November 07, 2025

Green v. Ontario (Human Rights Tribunal), 2025 ONSC 6223

In 2017, the applicant filed an application against the Hamilton Police Services Board alleging discrimination on the basis of race and colour, in relation to an incident where he was stopped by police.  In October 2017, the HRTO  deferred the human rights application pending the outcome of a hearing under the Police Services Act.   The PSA hearing took place in the fall of 2017 and a decision was released in 2018, finding that the applicant was not stopped and questioned because of his race. 

Following the release of the decision, in November 2018, the HRTO reactivated the human rights application upon request of the applicant. It appears that the HRTO took no further steps to move the application forward until July 2024, when it directed that a preliminary hearing take place to address the issue of whether to dismiss all or part of this Application pursuant to s. 45.1 of the Code, on the basis that the PSA proceeding had already appropriately dealt with the substance of the application. 

In a November 2024 decision, upheld in a reconsideration decision in February 2025, more than 6 years after the application had been reactivated, the HRTO dismissed the application under s.45.1.  This decision was inconsistent with the direction given by the Supreme Court of Canada in Penner v. Niagara (Regional Police Services Board)2013 SCC 19, and with the HRTO’s own caselaw since the Penner decision. 

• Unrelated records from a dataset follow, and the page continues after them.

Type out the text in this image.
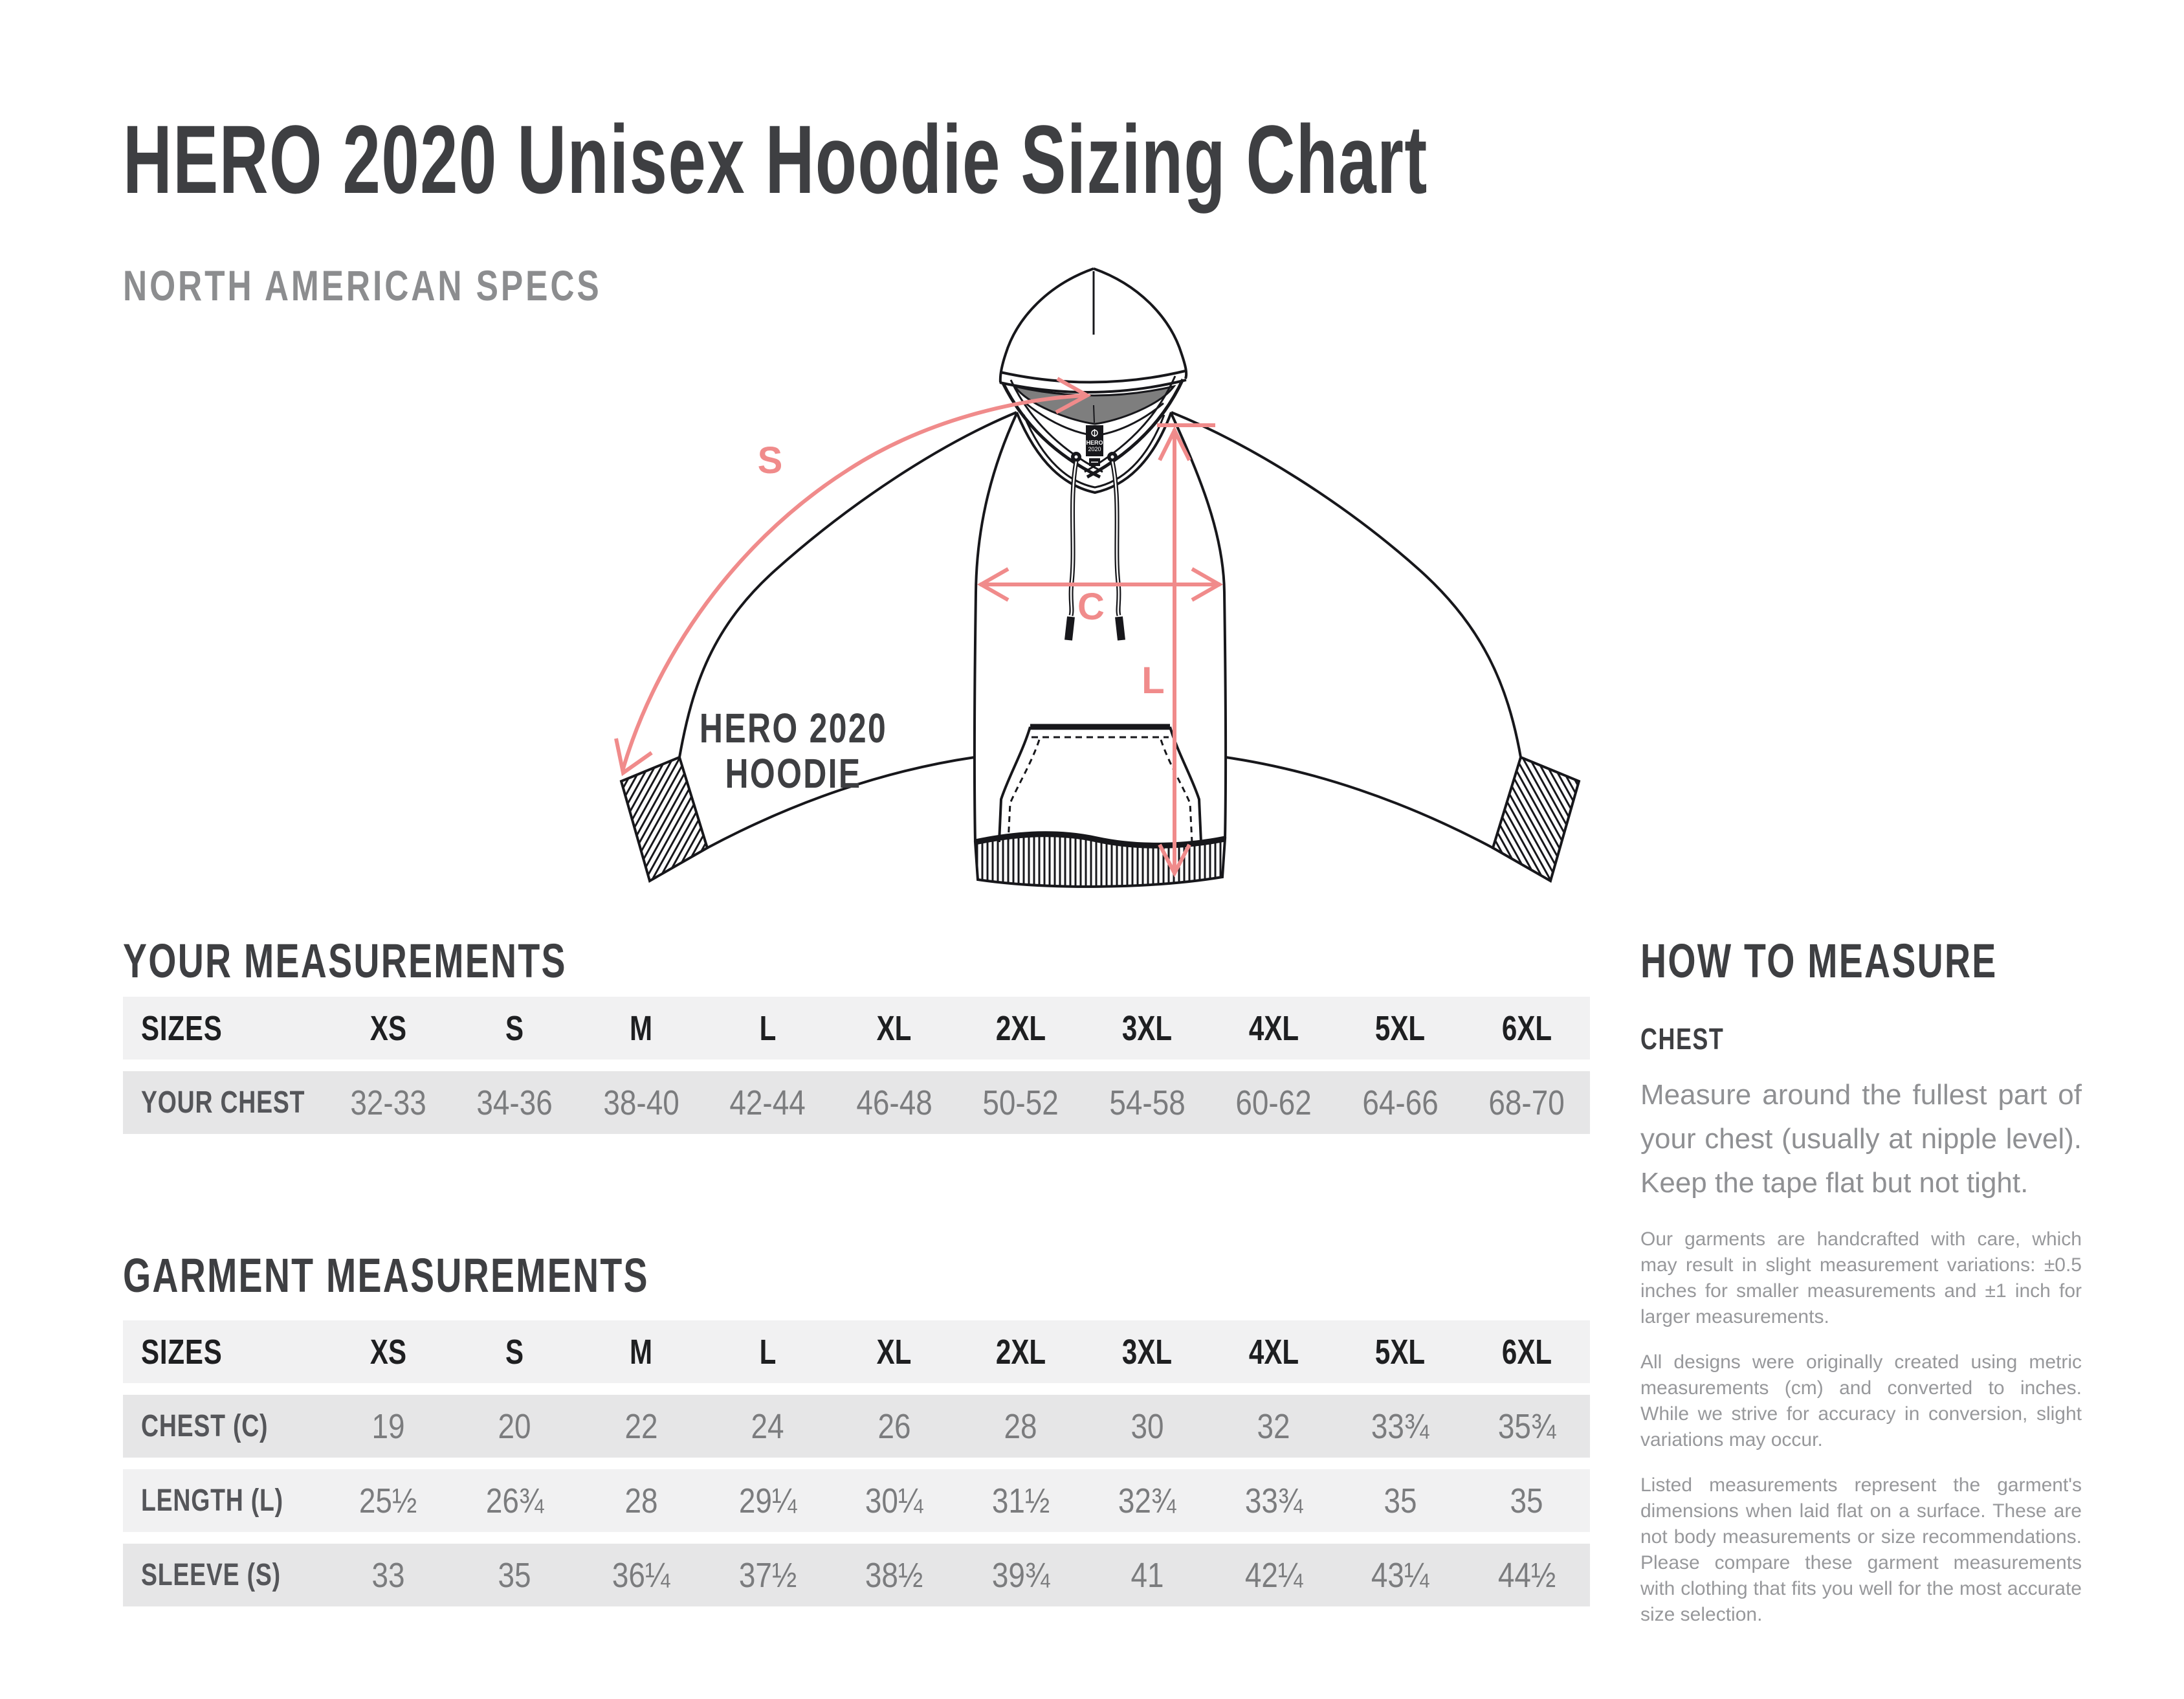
HERO 2020 Unisex Hoodie Sizing Chart
NORTH AMERICAN SPECS
HERO
2020
S
C
L
HERO 2020
HOODIE
YOUR MEASUREMENTS
SIZES	XS	S	M	L	XL	2XL	3XL	4XL	5XL	6XL
YOUR CHEST	32-33	34-36	38-40	42-44	46-48	50-52	54-58	60-62	64-66	68-70
HOW TO MEASURE
CHEST
Measure around the fullest part of your chest (usually at nipple level). Keep the tape flat but not tight.
GARMENT MEASUREMENTS
SIZES	XS	S	M	L	XL	2XL	3XL	4XL	5XL	6XL
CHEST (C)	19	20	22	24	26	28	30	32	33¾	35¾
LENGTH (L)	25½	26¾	28	29¼	30¼	31½	32¾	33¾	35	35
SLEEVE (S)	33	35	36¼	37½	38½	39¾	41	42¼	43¼	44½

Our garments are handcrafted with care, which may result in slight measurement variations: ±0.5 inches for smaller measurements and ±1 inch for larger measurements.

All designs were originally created using metric measurements (cm) and converted to inches. While we strive for accuracy in conversion, slight variations may occur.

Listed measurements represent the garment's dimensions when laid flat on a surface. These are not body measurements or size recommendations. Please compare these garment measurements with clothing that fits you well for the most accurate size selection.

In reviewing the HRTO decision in Green, the Court found that there was no explanation for the new approach taken by the adjudicator and noted, at paragraph 35:

The decision that is the subject of this application for judicial review is the first and only case since Penner where the HRTO has dismissed a human rights application under s. 45.1 because of a previous police disciplinary proceeding.

The Court found there was no explanation for the approach taken by the adjudicator: 

By failing to meaningfully grapple with Mr. Green’s arguments on this issue, the Tribunal’s decision does not meet the threshold of reasonableness, which requires that the reasoning process leading to a decision be transparent, intelligible and justified.